Nuclear watchdog set to resume inspection of N.K. nuke facilities

Yonhap
2/14/2007

Mohamed ElBaradei, the head of the International Atomic Energy Agency, said Tuesday that United Nations nuclear inspectors will return to North Korea following the international deal committing the communist regime to dismantle its nuclear weapons program.

“The IAEA will go back to North Korea to ensure that all nuclear activities are for peaceful purposes,” he told reporters during a visit to Luxembourg.

He did not say when the inspectors would go but said it would be discussed at a meeting of the agency’s board of governors on March 6.

ElBaradei welcomed the agreement, although he had yet to see all thedetails. “It’s a step in the right direction,” he said. “This is the first part of the process.”

He suggested it could serve as an example for ending the international standoff over Iran’s nuclear program.

“We should find a way to get Iran to sit around the table” and talk to world powers, ElBaradei said.

The agency has been shut out of North Korea for four years and ElBaradei has frequently urged Pyongyang to end its nuclear pariah status by returning to the Nuclear Nonproliferation Treaty it quit in 2003 and allowing back agency inspectors.

In a related move, U.N. chief Ban Ki-moon welcomed the groundbreaking deal struck with North Korea to end its nuclear program, calling it the “first practical stage” toward a nuclear-free Korean Peninsula.
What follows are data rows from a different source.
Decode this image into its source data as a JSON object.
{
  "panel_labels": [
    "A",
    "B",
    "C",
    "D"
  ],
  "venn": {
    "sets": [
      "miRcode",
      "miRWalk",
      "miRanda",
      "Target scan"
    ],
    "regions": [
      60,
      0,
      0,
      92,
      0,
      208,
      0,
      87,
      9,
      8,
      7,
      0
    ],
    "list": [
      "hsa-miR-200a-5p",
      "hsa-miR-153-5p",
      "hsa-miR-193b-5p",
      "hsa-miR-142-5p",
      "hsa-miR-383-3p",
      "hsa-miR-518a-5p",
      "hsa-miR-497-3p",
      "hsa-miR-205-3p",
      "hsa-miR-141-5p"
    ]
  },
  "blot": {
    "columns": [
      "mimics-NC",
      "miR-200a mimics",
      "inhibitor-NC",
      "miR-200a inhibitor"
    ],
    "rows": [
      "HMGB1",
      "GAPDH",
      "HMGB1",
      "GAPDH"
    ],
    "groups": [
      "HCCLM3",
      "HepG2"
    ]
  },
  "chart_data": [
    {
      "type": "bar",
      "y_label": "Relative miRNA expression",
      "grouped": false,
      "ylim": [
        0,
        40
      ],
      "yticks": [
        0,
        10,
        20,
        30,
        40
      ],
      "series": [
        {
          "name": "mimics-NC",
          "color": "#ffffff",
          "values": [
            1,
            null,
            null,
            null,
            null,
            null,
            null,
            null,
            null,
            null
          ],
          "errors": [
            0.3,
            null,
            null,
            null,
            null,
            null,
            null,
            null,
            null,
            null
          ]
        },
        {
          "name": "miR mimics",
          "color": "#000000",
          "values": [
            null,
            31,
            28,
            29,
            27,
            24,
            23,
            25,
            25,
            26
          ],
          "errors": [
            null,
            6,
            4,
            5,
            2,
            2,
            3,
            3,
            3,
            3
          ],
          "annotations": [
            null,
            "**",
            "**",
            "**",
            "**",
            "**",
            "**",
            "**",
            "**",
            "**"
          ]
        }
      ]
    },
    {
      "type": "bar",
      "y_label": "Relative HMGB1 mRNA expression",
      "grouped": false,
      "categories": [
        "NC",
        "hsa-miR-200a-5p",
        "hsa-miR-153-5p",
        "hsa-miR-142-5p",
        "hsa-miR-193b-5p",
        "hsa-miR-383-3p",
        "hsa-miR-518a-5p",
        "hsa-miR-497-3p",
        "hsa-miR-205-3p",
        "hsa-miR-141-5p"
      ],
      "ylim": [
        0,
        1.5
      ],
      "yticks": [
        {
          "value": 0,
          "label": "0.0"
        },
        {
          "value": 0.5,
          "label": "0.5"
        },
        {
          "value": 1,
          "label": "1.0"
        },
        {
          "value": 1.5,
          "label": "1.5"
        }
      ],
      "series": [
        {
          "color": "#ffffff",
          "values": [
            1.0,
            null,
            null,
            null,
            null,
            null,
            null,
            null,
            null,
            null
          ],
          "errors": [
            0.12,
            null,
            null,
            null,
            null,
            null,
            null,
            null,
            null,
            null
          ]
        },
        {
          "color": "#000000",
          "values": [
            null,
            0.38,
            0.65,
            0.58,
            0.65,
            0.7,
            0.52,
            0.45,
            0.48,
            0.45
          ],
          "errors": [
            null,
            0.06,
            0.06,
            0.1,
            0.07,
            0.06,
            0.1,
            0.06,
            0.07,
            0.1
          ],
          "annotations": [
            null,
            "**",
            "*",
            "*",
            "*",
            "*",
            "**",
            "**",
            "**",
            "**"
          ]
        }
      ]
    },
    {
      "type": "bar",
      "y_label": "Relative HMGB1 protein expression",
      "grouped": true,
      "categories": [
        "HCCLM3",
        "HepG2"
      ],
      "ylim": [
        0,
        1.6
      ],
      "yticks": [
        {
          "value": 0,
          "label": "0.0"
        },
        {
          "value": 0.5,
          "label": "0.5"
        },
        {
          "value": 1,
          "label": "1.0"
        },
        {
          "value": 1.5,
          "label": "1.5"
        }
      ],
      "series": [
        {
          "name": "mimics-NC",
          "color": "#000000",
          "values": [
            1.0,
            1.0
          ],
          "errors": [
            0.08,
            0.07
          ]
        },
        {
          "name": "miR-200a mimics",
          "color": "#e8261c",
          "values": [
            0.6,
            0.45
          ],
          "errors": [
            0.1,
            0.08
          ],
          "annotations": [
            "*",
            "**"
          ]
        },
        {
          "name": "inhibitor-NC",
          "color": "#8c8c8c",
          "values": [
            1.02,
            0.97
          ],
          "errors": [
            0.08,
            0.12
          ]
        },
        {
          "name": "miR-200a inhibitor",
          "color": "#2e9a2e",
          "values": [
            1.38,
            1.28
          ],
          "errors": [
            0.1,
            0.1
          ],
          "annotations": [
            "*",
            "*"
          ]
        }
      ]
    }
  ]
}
Ban was “encouraged that this constructive effort by the international community can eventually result in strengthening the global nonproliferation regime as well as in contributing to durable peace, security and prosperity in the region,” a statement issued through U.N. spokeswoman Michele Montas said.

“This agreement represents the first practical stage toward a non-nuclear peninsula,” said Ban, South Korea’s former foreign minister.

He also urged participants at the six-party talks in Beijing — the two Koreas, China, the United States, Russia and Japan — “to make every effort to sustain the current positive momentum and ensure that this accord is implemented as agreed.”